I’m aware of this, but if you’re just indiscriminately shoveling heaps of edits into someone’s genome based on a GWAS with too low a sample size to reveal causal SNPs for the desired trait, you’ll be editing a whole bunch of what are actually tags, a whole bunch of things that are related to independent traits other than intelligence, and a whole bunch of random irrelevant alleles that made it into your selection by random chance. This is a sure-fire way to make a therapy that has no chance of working, and if an indiscriminate shotgun approach like this is used in experiments, the combinatorics of the matter dictates that there are more possible sure-to-fail multiplex genome editing therapies than there are humans on the Earth, let alone those willing to be guinea pigs for an experiment like this. Having a statistical significance threshold imposes a bar to pass for SNPs that at least makes the therapy less of an ascertained suicide mission.
EDIT: misinterpreted what other party was saying.

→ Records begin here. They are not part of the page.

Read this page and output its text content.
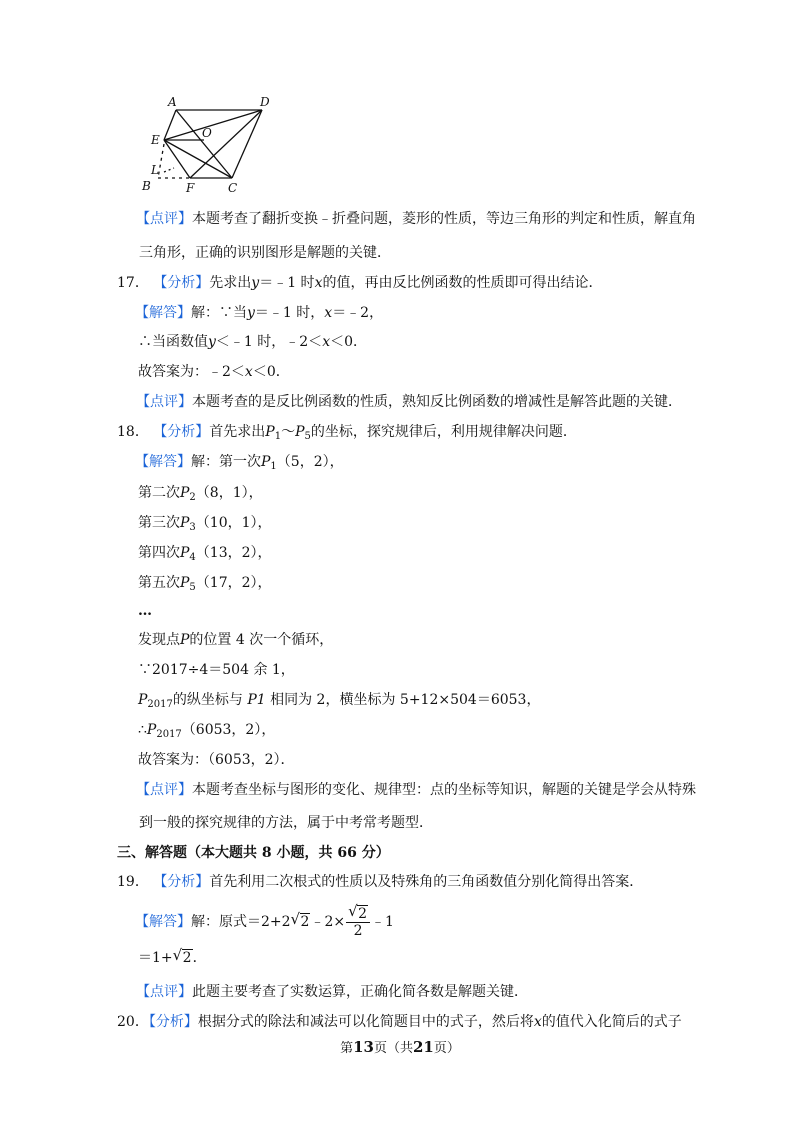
A	D
E	O
L
B	F	C
【点评】本题考查了翻折变换﹣折叠问题，菱形的性质，等边三角形的判定和性质，解直角
三角形，正确的识别图形是解题的关键．
17． 【分析】先求出y＝﹣1 时x的值，再由反比例函数的性质即可得出结论．
【解答】解：∵当y＝﹣1 时，x＝﹣2，
∴当函数值y＜﹣1 时，﹣2＜x＜0．
故答案为：﹣2＜x＜0．
【点评】本题考查的是反比例函数的性质，熟知反比例函数的增减性是解答此题的关键．
18． 【分析】首先求出$P_1\sim P_5$的坐标，探究规律后，利用规律解决问题．
【解答】解：第一次$P_1(5$，2），
第二次$P_2(8$，1），
第三次$P_3(10$，1），
第四次$P_4(13$，2），
第五次$P_5(17$，2），
…
发现点P的位置 4 次一个循环，
∵2017÷4＝504 余 1，
$P_{2017}$的纵坐标与 P1 相同为 2，横坐标为 5+12×504＝6053，
$\therefore P_{2017}(6053$，2），
故答案为：（6053，2）．
【点评】本题考查坐标与图形的变化、规律型：点的坐标等知识，解题的关键是学会从特殊
到一般的探究规律的方法，属于中考常考题型．
三、解答题（本大题共 8 小题，共 66 分）
19． 【分析】首先利用二次根式的性质以及特殊角的三角函数值分别化简得出答案．
【解答】解：原式＝2+2 √ 2﹣2× $\frac{√ 2}{2}$ ﹣1
＝1+ √ 2．
【点评】此题主要考查了实数运算，正确化简各数是解题关键．
20．【分析】根据分式的除法和减法可以化简题目中的式子，然后将x的值代入化简后的式子
第13页（共21页）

What I said was “What you care about is posterior probability of the causal variant’s effect being above the cost-safety threshold”. If you are ‘indiscriminately shoveling’, then you apparently did it wrong.
Pretty much all SNPs are related to something or other. The question is what is the average effect. Given the known genetic correlations, if you pick the highest posterior probability ones for intelligence, then the average effect will be good.
(And in any case, one should be aiming for maximizing the gain across all traits as an index score.)
If they’re irrelevant, then there’s no problem.
No it’s not. If you’re using common SNPs which already exist, why would it ‘have no chance of working’? If some random SNP had some devastating effect on intelligence, then it would not be ranked high.